Daily Call Sheet: Armond White Sets Record Straight, Michelle Williams ‘Sexy and Toned,’ and When I Liked Janeane Garofalo
by John NolteARMOND WHITE SETS THE RECORD STRAIGHT
Why “Rise of the Planet of the Apes” was Better Than “The Girl With the Dragon Tattoo”
Armond White: It’s a way of looking at the entire year of film and giving people an overview of what the films were attempting and what other films achieved. I looked at The Girl with the Dragon Tattoo– the David Fincher version as a remake, so I contrasted it with Rise of the Planet of the Apes which was also a remake but a far superior remake. Certainly a less pretentious piece of film making, also, not a hateful illustration of human ugliness. It’s a movie that’s kind of a wild vision of contemporary frustration which I think is more helpful than the brutality that was on display with The Girl With the Dragon Tattoo. So on two levels– as a remake there was something better than The Girl With the Dragon Tattoo and also as a movie dealing with contemporary concerns there was a better film than that one. Which happened to be Rise of the Planet of the Apes.

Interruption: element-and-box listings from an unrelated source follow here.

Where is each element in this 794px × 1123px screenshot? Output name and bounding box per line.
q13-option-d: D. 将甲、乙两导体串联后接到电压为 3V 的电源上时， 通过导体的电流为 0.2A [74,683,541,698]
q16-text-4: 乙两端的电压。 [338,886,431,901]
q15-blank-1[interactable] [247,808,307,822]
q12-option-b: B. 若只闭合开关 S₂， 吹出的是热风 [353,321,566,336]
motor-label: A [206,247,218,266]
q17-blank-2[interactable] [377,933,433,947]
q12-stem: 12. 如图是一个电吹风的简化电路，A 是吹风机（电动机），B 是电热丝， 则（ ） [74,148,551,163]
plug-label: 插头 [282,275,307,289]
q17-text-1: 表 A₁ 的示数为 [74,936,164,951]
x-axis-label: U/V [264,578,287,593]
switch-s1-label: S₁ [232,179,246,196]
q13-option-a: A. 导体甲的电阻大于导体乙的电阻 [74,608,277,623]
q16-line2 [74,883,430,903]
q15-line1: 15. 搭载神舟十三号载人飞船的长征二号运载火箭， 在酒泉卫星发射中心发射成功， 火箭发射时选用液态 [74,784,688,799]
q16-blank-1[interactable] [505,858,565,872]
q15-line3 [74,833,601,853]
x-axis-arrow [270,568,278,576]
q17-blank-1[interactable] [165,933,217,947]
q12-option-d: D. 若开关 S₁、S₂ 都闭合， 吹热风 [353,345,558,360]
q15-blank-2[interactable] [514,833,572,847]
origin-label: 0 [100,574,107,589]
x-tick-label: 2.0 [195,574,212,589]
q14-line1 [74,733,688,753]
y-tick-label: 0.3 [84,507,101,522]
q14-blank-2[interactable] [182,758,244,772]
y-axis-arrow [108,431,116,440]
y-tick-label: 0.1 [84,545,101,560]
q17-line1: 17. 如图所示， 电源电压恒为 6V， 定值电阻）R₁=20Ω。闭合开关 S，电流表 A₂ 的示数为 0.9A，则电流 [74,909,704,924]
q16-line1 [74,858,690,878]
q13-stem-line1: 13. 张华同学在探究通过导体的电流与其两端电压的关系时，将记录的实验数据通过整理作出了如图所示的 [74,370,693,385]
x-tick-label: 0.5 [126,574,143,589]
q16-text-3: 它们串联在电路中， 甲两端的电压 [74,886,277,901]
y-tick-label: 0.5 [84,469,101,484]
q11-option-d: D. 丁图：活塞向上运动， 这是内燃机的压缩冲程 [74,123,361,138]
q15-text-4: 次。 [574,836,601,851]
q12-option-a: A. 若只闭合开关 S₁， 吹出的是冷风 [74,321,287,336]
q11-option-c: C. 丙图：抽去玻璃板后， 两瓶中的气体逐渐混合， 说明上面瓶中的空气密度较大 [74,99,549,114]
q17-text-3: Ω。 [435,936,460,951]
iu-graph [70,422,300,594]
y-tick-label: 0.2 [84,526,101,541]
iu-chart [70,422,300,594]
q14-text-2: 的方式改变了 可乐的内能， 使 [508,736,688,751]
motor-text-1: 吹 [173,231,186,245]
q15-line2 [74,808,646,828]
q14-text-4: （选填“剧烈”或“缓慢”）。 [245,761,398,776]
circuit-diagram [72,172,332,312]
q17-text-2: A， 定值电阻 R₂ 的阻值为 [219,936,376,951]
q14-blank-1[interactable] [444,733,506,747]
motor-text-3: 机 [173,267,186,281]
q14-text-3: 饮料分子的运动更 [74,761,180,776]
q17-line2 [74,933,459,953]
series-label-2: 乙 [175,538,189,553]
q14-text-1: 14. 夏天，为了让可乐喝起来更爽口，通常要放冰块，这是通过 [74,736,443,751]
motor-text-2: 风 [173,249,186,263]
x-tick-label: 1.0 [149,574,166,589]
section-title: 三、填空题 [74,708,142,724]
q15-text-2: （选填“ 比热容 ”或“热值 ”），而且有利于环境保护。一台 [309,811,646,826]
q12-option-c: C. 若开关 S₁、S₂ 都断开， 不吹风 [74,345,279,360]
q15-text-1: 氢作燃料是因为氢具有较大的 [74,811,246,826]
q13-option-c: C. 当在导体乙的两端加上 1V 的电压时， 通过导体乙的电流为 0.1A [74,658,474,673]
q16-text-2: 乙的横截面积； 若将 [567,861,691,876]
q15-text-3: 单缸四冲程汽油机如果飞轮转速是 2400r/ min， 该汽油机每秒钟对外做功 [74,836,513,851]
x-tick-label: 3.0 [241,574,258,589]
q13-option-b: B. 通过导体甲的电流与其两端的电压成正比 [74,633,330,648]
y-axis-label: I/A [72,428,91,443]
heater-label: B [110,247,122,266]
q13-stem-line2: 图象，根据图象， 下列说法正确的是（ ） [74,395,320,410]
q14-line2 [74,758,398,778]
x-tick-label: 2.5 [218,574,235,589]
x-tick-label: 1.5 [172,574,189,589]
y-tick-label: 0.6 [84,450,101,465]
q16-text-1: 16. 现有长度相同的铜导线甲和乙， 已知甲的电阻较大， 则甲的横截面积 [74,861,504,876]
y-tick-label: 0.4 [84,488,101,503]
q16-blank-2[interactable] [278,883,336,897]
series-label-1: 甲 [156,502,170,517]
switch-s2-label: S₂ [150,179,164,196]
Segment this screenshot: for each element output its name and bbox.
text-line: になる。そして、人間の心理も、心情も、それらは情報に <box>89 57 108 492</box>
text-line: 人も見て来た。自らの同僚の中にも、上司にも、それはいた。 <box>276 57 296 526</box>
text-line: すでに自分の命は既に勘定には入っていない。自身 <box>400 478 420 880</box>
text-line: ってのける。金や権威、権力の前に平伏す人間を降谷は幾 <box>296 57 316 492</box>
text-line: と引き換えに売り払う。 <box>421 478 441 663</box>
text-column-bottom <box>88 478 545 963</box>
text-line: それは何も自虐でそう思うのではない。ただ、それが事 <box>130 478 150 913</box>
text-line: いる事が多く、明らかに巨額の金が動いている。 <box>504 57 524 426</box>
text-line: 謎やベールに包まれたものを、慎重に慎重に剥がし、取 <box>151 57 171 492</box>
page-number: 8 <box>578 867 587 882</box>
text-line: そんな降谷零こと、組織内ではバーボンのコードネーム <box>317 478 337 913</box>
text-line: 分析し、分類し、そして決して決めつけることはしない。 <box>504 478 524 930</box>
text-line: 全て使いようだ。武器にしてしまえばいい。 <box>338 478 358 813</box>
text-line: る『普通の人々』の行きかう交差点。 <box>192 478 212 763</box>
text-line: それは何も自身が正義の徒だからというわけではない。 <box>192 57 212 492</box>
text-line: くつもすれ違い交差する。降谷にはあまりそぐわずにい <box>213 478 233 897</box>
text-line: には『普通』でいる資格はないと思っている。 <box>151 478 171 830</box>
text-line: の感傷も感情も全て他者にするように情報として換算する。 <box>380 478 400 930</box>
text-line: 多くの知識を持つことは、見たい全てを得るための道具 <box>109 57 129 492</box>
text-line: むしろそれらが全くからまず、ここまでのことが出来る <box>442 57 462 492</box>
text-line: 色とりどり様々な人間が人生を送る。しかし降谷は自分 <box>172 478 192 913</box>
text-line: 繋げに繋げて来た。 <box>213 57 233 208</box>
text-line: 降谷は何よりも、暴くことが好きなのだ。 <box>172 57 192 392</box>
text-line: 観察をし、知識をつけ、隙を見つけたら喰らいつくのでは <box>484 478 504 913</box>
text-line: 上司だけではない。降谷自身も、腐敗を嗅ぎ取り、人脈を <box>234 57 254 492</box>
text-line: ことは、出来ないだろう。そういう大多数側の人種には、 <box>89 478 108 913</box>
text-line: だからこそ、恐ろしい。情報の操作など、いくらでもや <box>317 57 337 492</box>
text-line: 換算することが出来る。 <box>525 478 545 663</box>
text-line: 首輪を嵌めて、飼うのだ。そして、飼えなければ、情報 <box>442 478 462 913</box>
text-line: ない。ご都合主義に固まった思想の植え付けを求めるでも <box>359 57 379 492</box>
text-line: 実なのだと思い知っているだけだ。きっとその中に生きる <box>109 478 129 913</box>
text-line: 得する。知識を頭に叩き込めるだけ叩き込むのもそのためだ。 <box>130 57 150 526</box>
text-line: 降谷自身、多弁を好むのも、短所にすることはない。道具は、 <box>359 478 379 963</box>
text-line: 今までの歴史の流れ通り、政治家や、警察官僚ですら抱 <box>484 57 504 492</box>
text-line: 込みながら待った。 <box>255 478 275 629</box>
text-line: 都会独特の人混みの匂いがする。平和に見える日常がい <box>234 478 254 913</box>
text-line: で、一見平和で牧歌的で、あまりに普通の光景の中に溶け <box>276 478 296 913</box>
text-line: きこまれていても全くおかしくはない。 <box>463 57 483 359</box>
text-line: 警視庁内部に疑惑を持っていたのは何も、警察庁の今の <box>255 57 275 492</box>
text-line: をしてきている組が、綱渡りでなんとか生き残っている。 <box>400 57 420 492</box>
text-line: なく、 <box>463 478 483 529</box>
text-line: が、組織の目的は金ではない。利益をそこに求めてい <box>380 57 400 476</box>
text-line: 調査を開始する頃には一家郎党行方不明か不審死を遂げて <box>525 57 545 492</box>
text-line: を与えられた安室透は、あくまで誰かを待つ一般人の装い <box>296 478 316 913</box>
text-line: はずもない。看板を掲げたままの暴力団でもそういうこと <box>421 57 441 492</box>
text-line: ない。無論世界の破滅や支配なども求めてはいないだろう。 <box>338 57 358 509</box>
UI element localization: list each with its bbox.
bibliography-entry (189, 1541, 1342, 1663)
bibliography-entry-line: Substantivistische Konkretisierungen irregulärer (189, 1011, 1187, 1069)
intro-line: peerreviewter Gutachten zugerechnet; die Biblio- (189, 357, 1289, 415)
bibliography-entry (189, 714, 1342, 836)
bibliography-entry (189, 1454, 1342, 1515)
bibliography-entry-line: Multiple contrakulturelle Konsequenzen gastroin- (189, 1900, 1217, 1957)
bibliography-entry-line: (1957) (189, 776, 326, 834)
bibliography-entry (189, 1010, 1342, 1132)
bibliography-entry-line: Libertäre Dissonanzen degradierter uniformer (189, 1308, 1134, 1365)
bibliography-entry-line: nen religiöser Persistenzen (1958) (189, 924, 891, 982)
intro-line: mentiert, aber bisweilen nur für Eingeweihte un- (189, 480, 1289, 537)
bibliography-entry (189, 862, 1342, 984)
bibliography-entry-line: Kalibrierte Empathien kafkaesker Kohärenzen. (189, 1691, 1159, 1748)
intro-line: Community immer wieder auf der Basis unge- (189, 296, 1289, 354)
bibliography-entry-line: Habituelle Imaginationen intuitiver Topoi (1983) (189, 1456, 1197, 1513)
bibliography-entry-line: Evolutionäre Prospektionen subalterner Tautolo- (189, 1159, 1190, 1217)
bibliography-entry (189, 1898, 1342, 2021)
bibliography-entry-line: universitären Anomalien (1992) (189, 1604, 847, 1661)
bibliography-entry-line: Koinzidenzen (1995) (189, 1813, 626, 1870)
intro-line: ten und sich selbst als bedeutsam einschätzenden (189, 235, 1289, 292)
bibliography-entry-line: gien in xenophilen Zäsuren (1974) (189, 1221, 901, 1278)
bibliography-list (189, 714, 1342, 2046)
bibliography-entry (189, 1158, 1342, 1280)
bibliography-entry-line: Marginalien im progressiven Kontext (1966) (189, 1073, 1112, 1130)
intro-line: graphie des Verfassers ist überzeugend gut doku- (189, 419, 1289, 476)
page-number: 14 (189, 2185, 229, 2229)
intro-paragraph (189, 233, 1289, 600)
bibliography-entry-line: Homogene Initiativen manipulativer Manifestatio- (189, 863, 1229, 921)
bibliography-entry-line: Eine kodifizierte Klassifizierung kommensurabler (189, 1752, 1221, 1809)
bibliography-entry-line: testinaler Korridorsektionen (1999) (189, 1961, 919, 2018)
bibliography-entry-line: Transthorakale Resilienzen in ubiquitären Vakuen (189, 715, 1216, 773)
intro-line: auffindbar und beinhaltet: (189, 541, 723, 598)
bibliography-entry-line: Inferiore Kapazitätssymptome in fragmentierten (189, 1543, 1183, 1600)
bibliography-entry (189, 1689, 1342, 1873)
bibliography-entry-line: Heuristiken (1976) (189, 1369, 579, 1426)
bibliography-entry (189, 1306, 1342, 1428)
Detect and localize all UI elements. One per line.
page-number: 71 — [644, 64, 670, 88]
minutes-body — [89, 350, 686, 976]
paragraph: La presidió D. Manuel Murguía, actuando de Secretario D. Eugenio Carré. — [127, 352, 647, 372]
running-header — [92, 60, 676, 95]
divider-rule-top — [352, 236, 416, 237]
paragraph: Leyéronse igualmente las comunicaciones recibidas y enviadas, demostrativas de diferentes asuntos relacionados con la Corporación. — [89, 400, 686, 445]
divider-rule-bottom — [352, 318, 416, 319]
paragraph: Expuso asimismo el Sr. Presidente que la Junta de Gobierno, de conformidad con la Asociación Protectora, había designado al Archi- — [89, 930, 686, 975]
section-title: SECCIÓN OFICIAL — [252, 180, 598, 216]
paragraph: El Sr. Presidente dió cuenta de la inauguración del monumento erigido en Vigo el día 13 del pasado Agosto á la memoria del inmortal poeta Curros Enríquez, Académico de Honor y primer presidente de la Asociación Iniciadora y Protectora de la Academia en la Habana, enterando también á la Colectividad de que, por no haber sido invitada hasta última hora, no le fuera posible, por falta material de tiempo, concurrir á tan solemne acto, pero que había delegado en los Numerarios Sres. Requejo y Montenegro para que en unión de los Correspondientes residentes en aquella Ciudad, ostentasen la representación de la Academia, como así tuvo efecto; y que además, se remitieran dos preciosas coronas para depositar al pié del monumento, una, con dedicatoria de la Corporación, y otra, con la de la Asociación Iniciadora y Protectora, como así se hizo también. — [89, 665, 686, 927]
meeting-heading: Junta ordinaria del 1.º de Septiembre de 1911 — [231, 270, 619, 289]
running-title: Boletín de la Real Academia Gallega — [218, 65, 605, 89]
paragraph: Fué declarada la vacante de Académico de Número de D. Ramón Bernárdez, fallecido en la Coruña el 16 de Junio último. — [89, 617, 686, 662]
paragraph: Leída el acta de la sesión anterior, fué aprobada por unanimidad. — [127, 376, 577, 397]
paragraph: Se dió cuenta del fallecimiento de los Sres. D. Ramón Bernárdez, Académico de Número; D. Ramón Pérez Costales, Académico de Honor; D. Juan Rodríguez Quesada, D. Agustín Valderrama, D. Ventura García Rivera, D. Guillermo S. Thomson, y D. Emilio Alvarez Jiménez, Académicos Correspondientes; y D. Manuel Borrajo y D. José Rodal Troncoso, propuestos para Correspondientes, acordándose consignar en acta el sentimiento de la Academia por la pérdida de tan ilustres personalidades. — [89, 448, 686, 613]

Armond Explains Why “Jack and Jill” is Better Than “The Descendants”
Armond White: I will defend Jack and Jill. I get a kick out of the things Adam Sandler does. And one of the things that he does, and he does it explicitly in Jack and Jill, is that he deals with ethnicity. And he deals with family pride and family shame. These are the same subjects as The Descendants except it kind of glosses it over and uses superficial tv drama and morbidity to disguise the fact that its story is actually about ethnicity. It’s actually about how white folks came to Hawaii and took over and owned the land. And so it’s cast primarily with European descendants. And I’m watching the movie and thinking where are the indigenous Hawaiians? And this might be so in many cases but the film doesn’t deal with it. It’s just a superficial soap opera about the travails of the middle class and I was not interested in that. See Jack and Jill. It was all about ethnicity and what it is about ethnicity that we all have in common. And it can be tragic but Adam Sandler finds the humor in it. And it’s wonderful.